Day of the examination
You may feel some mild discomfort during the procedure. Most people have no complications. We will give you a mild sedative to avoid pain, so someone must accompany you home. Please don’t drive for the rest of the day.
What to expect after the procedure
- You may have a mild sore throat.
- You might be sleepy for an hour or two.
- You will expel gas, as we will have inserted some air into the stomach during the exam.
- If we remove a polyp, we will provide further instructions.
- We will tell you about what you can eat after the procedure.
- Occasionally we need to admit a patient after the procedure.
Are there any complications from upper gastrointestinal endoscopy?
- This is a safe procedure.

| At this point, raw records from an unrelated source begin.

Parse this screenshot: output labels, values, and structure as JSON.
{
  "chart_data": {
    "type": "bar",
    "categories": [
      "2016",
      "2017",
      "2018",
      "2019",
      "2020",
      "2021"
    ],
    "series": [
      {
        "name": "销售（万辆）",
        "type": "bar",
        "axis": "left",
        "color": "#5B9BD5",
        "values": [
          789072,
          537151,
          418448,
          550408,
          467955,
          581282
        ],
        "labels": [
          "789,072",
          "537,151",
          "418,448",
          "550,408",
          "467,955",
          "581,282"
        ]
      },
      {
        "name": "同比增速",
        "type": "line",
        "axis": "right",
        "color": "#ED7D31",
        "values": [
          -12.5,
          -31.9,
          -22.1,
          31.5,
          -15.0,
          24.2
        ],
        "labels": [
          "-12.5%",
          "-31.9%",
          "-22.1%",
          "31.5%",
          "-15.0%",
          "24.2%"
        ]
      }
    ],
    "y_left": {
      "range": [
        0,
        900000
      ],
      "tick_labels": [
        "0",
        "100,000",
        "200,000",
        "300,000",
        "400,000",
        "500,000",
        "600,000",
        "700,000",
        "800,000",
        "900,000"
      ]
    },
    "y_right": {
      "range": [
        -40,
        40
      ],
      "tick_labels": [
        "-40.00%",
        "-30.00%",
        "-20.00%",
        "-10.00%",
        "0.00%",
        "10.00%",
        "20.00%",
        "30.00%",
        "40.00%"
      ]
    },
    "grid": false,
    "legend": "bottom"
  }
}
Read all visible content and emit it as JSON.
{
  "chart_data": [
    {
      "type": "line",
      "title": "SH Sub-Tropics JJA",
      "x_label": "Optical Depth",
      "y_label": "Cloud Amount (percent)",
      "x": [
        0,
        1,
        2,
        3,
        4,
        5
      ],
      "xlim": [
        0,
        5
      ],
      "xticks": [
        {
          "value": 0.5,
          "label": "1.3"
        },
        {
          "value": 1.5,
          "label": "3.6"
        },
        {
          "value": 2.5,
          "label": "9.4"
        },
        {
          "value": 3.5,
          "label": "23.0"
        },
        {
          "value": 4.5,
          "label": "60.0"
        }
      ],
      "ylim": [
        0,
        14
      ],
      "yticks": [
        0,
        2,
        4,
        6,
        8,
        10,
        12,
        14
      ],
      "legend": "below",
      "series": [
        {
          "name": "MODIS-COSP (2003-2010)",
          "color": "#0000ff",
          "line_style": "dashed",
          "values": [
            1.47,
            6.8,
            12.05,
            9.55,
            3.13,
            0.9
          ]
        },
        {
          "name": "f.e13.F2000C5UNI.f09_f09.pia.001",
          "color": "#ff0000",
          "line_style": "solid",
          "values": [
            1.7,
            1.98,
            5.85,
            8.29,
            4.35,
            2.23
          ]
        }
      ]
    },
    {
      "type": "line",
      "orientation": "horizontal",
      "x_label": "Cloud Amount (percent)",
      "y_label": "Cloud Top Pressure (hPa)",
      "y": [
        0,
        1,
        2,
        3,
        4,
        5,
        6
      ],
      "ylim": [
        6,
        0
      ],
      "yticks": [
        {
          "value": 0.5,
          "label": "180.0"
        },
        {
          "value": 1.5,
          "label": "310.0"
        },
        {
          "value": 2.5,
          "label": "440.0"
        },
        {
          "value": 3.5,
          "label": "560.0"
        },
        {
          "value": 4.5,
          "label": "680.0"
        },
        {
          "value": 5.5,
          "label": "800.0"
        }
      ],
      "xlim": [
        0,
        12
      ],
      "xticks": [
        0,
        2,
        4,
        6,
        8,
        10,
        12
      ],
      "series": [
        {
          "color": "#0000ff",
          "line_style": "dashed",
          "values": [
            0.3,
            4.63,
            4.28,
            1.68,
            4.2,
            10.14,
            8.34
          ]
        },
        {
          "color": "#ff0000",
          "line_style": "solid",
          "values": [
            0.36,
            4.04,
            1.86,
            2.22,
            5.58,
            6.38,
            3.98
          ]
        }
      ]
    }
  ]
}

When performed by a qualified physician, there are few risks. Possible risks include:
- A tear through the wall of the esophagus, stomach, or duodenum (perforation) that allows digestive fluids to escape. We can manage this leakage by removing the fluids until the opening seals. Sometimes we need to perform surgery.
- Bleeding can occur at the site where we removed the tissue or polyp. It is usually minor and stops on its own. We can also control it by ‘zapping’ the spot with an electrical current (cauterization). Blood transfusions are rarely required.
- Vein irritation can occur at the injection site. A tender lump may develop. This lump could remain for several weeks to several months but will disappear over time.
- Drug reactions and complications from unrelated diseases, such as heart attack or stroke.